According to him, CT Integrations has long been an Avaya technology partner, so the move just made sense. With a relationship fostered over several years, Chirico told me that the company will; help Avaya in, well - he said it best:

"They help us super-charge our CCaaS contact center in the cloud."

The acquisition, according to Chirico, supports a strategy of catapulting the company's OneCloud platform beyond CCaaS.

"Our customers can take full advantage of our composable cloud platform to leverage the benefits of next-generation cloud, including hybrid cloud," Chirico summarized.

When asked if he thought Avaya competition was worried about moves the company's making - Chirico said; I would have to ask the competition.

"In all seriousness," he continued: "We are focused on executing our strategy and delivering the future digital workplace and the future of customer experience through our Avaya OneCloud platform. We have seen other companies make moves that certainly seem like they are trying to catch up to what we are providing - in terms of an integrated UC and CC portfolio."

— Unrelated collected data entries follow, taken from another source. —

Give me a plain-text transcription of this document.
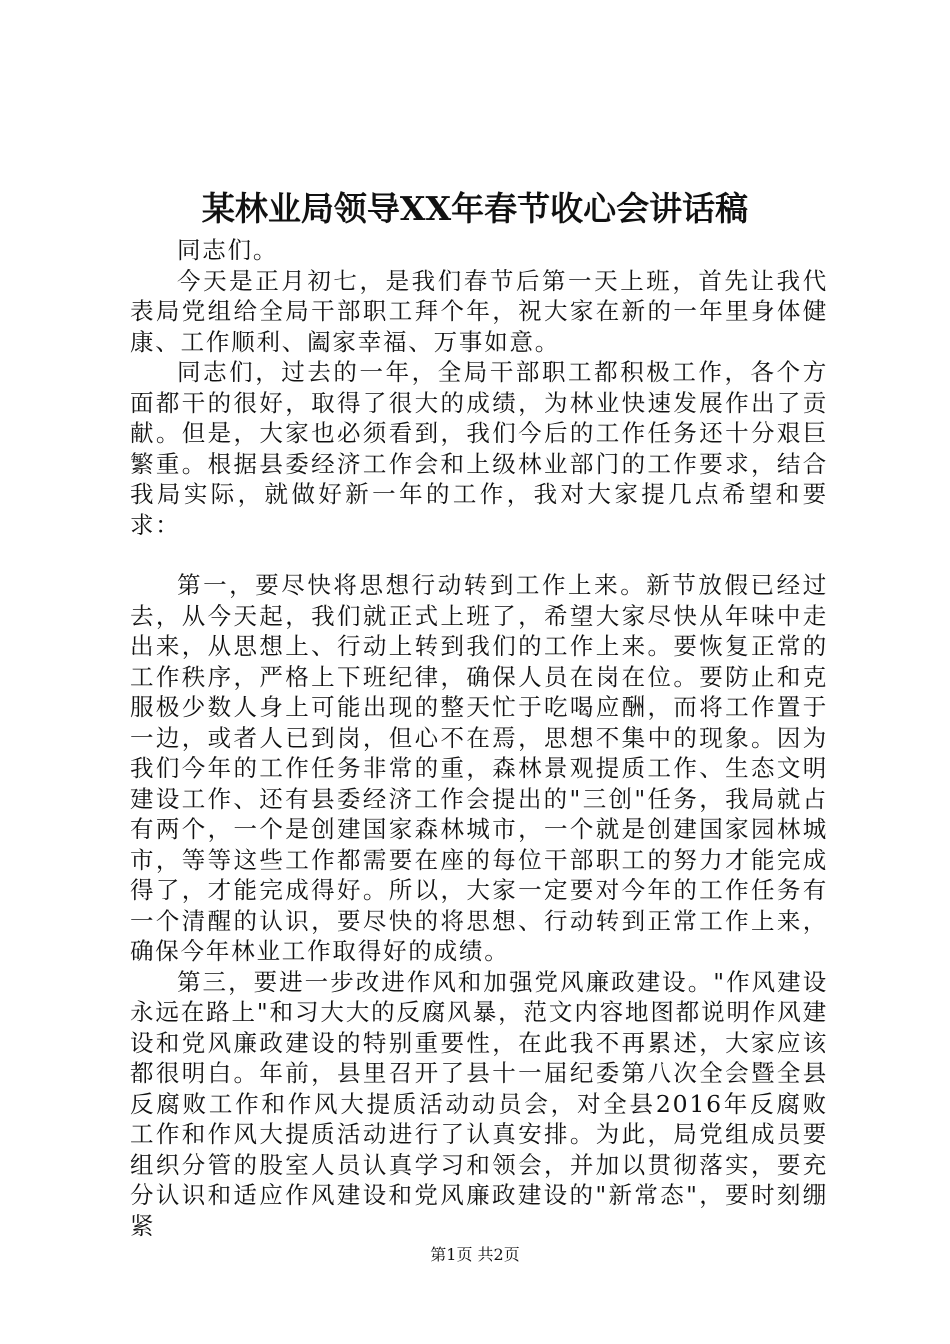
某林业局领导XX年春节收心会讲话稿

同志们。

今天是正月初七，是我们春节后第一天上班，首先让我代表局党组给全局干部职工拜个年，祝大家在新的一年里身体健康、工作顺利、阖家幸福、万事如意。

同志们，过去的一年，全局干部职工都积极工作，各个方面都干的很好，取得了很大的成绩，为林业快速发展作出了贡献。但是，大家也必须看到，我们今后的工作任务还十分艰巨繁重。根据县委经济工作会和上级林业部门的工作要求，结合我局实际，就做好新一年的工作，我对大家提几点希望和要求：

第一，要尽快将思想行动转到工作上来。新节放假已经过去，从今天起，我们就正式上班了，希望大家尽快从年味中走出来，从思想上、行动上转到我们的工作上来。要恢复正常的工作秩序，严格上下班纪律，确保人员在岗在位。要防止和克服极少数人身上可能出现的整天忙于吃喝应酬，而将工作置于一边，或者人已到岗，但心不在焉，思想不集中的现象。因为我们今年的工作任务非常的重，森林景观提质工作、生态文明建设工作、还有县委经济工作会提出的"三创"任务，我局就占有两个，一个是创建国家森林城市，一个就是创建国家园林城市，等等这些工作都需要在座的每位干部职工的努力才能完成得了，才能完成得好。所以，大家一定要对今年的工作任务有一个清醒的认识，要尽快的将思想、行动转到正常工作上来，确保今年林业工作取得好的成绩。

第三，要进一步改进作风和加强党风廉政建设。"作风建设永远在路上"和习大大的反腐风暴，范文内容地图都说明作风建设和党风廉政建设的特别重要性，在此我不再累述，大家应该都很明白。年前，县里召开了县十一届纪委第八次全会暨全县反腐败工作和作风大提质活动动员会，对全县2016年反腐败工作和作风大提质活动进行了认真安排。为此，局党组成员要组织分管的股室人员认真学习和领会，并加以贯彻落实，要充分认识和适应作风建设和党风廉政建设的"新常态"，要时刻绷紧

第1页 共2页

He notes that he is not concerned, however, because of Avaya OneCloud. This is the firm's intelligent, composable CCaaS platform, which some see as a collection of apps. Chirico says this is not the case, noting that it is agile, flexible, and enables companies to customize communications to address specific needs.

I would be remiss if I failed to mention the company's 2019 UCaaS partnership with RingCentral, which received a lot of hype at the time. Today - this is an area of steady growth for the company, hinting at leadership having made yet another sound business decision.


A Glimpse into the Avaya Development Roadmap

Looking ahead at Avaya's development roadmap, Chirico told me that Avaya; will continue to drive advancements across the OneCloud platform to strengthen and differentiate its CCaaS and UCaaS offerings. When asked what the future holds for the Avaya development roadmap, Chirico shared:

"A strong focus on how we can leverage our CPaaS capabilities as a force-multiplier driving value for our customers."

He also noted that Avaya plans to deliver more and more artificial intelligence into its core solutions and integrate them into its CPaaS solutions, which he noted; is another consequential differentiator for Avaya. CPaaS makes Avaya agile and quite flexible, too.


Avaya's Agility Saved the Day

Following our chat, I started thinking - how did Avaya get here? Today, the company outperforms some of the very companies that thought Avaya might one day cease to exist. That is not the present reality, though - and I realized that Avaya is a prime example of a company that pushed to stay relevant in the ever-evolving UC landscape.

The company's willingness to embrace the cloud, train its partners to sell/operate in the cloud, and the drive found among its core customer base to adopt cloud communication platforms - all contributed to Avaya's about-face maneuver.

It also goes to show that getting some companies to move away from legacy technology and to adopt cloud-based innovations could actually work with a little effort and a ton of resolve. Or if your company's very existence depends on it.